In Pinheiro’s view, the top three disruptive trends impacting our individual mobility behaviour are:
* The obvious one: Uber – The fact that Uber is already a verb, just seven years after launch, is a clear indictment of the success of the quintessential digital industry disruptor, he says. People are increasingly leaving their car at home and taking an Uber. The advantages are myriad: you can use your laptop or tablet in the traffic, you can drink as much as you want, you don’t need to find parking. And it is inexpensive.
* Car sharing apps – These handy apps are the modern version of car rentals. Similar to Uber, except you have to find and drive the car yourself. The biggest operator in this space, Car2Go, offers a per minute fee and you don’t pay parking, fuel or registration fees. Drivers use their phone to find a car, drive it, and simply leave it parked somewhere when they’re done with it.

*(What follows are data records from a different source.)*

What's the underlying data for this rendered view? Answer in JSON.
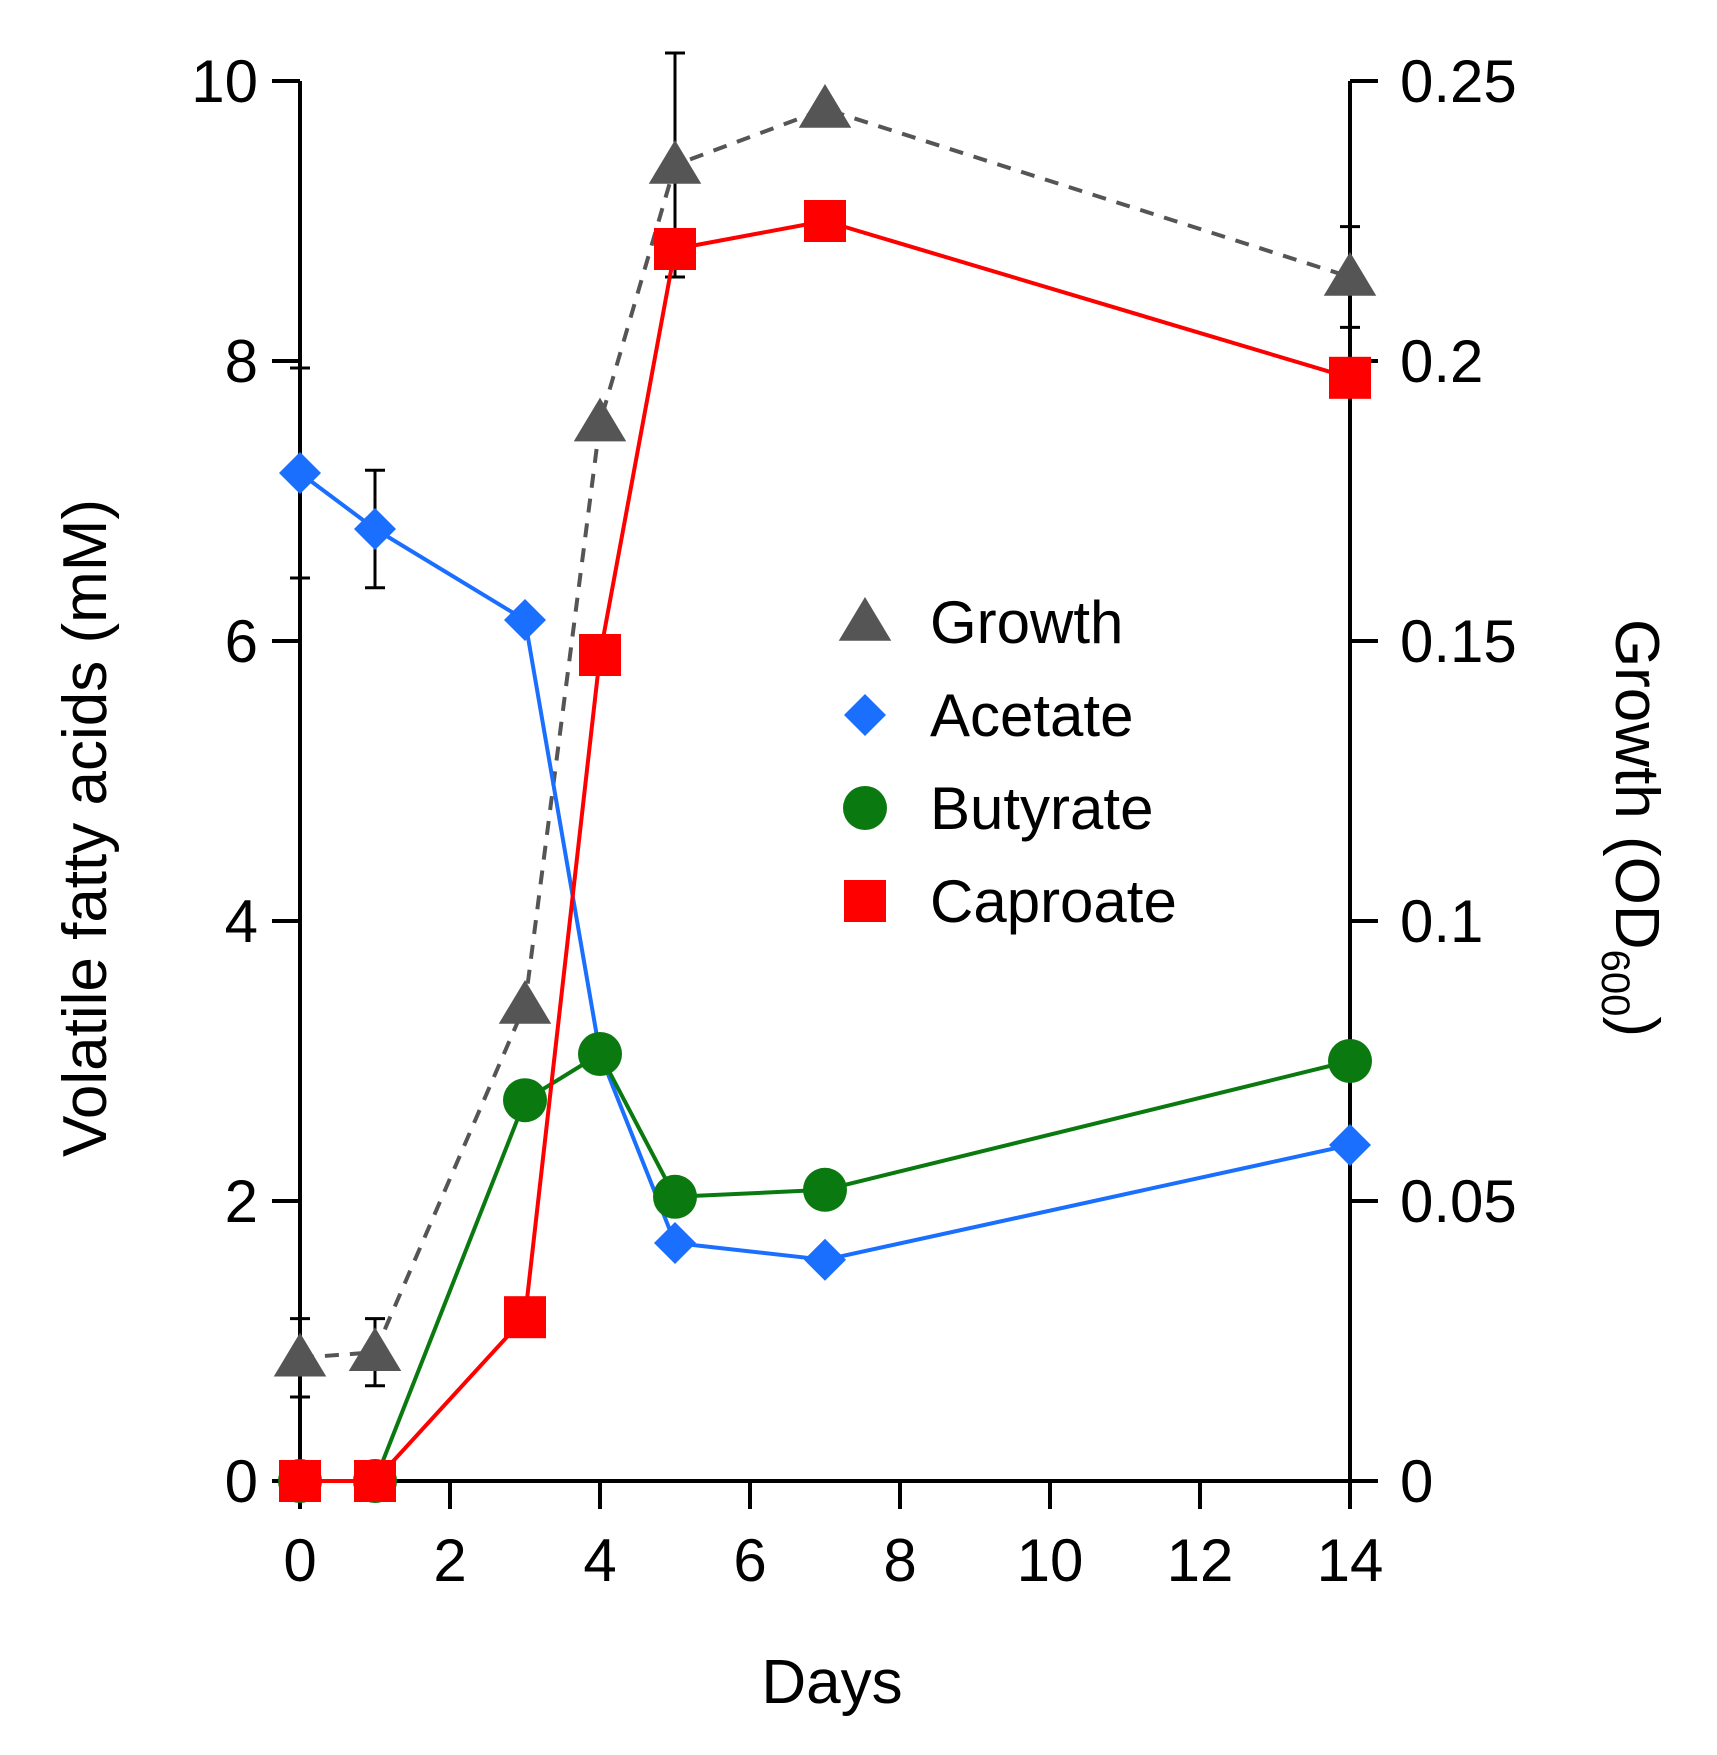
{
  "chart_data": {
    "type": "line",
    "xlabel": "Days",
    "ylabel_left": "Volatile fatty acids (mM)",
    "ylabel_right": {
      "main": "Growth (OD",
      "sub": "600",
      "close": ")"
    },
    "x_ticks": [
      "0",
      "2",
      "4",
      "6",
      "8",
      "10",
      "12",
      "14"
    ],
    "y_left_ticks": [
      "0",
      "2",
      "4",
      "6",
      "8",
      "10"
    ],
    "y_right_ticks": [
      "0",
      "0.05",
      "0.1",
      "0.15",
      "0.2",
      "0.25"
    ],
    "xlim": [
      0,
      14
    ],
    "ylim_left": [
      0,
      10
    ],
    "ylim_right": [
      0,
      0.25
    ],
    "legend_position": "center-right",
    "series": [
      {
        "name": "Growth",
        "axis": "right",
        "marker": "triangle",
        "line_style": "dashed",
        "color": "#555555",
        "x": [
          0,
          1,
          3,
          4,
          5,
          7,
          14
        ],
        "y": [
          0.022,
          0.023,
          0.085,
          0.189,
          0.235,
          0.245,
          0.215
        ],
        "error": [
          0.007,
          0.006,
          0,
          0,
          0.02,
          0,
          0.009
        ]
      },
      {
        "name": "Acetate",
        "axis": "left",
        "marker": "diamond",
        "line_style": "solid",
        "color": "#1a6fff",
        "x": [
          0,
          1,
          3,
          4,
          5,
          7,
          14
        ],
        "y": [
          7.2,
          6.8,
          6.15,
          3.05,
          1.7,
          1.58,
          2.4
        ],
        "error": [
          0.75,
          0.42,
          0,
          0,
          0,
          0,
          0
        ]
      },
      {
        "name": "Butyrate",
        "axis": "left",
        "marker": "circle",
        "line_style": "solid",
        "color": "#0a7a10",
        "x": [
          0,
          1,
          3,
          4,
          5,
          7,
          14
        ],
        "y": [
          0,
          0,
          2.72,
          3.05,
          2.03,
          2.08,
          3.0
        ],
        "error": [
          0,
          0,
          0,
          0,
          0,
          0,
          0
        ]
      },
      {
        "name": "Caproate",
        "axis": "left",
        "marker": "square",
        "line_style": "solid",
        "color": "#ff0000",
        "x": [
          0,
          1,
          3,
          4,
          5,
          7,
          14
        ],
        "y": [
          0,
          0,
          1.17,
          5.9,
          8.8,
          9.0,
          7.88
        ],
        "error": [
          0,
          0,
          0,
          0,
          0,
          0,
          0
        ]
      }
    ]
  }
}
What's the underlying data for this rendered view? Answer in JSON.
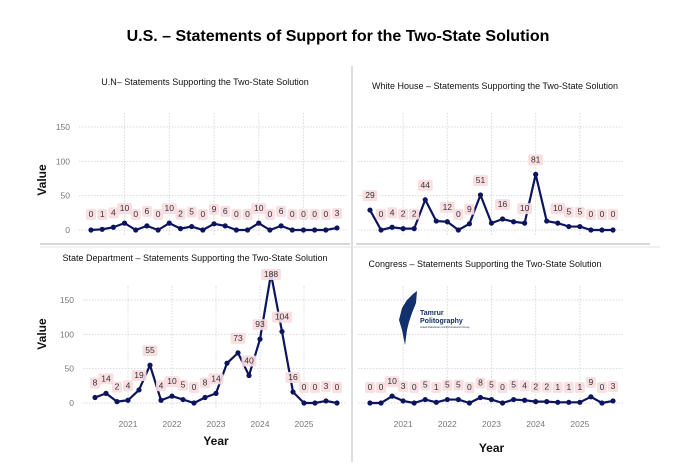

* Autonomous cars – According to a McKinsey report, up to 15% of new cars sold by 2030 could be “self-drive”. While the technology is already there, there are some challenges, one of the big ones being how these cars will handle navigating pedestrians. With proposals such as urban planning separating driving areas from walkways, it is likely that these challenges will be overcome quickly allowing this game-changing technology to gather steam.
Pinheiro said that, while some of these trends are further away in South Africa than others, their common ethos already seems to be impacting the way consumers are buying and selling cars.
“When we entered the market in February this year, we knew there was a gap for an objective online-only service which allowed people to facilitate the sale of their cars for the right market price and get cash that same day. But we weren’t really prepared for how strong the take-up has been. We are currently assessing an increasing number of cars each day. We’ve seen people keen to sell everything from a 2014 Land Rover Range Rover Sport valued at R750 000 to a 1992 Mazda 323 valued at R10 000.”
He points out that many prospective sellers are downgrading to cheaper models. “This is both from necessity – the economy is so tight, they need cash in hand for their cars. And also for practical reasons, in line with digital advancements. Many are finding themselves using Uber more and more and are simply not using their own car as much. This makes parting with the high monthly instalments on a big vehicle a little harder to do so they are selling their car for a more cost-effective model.”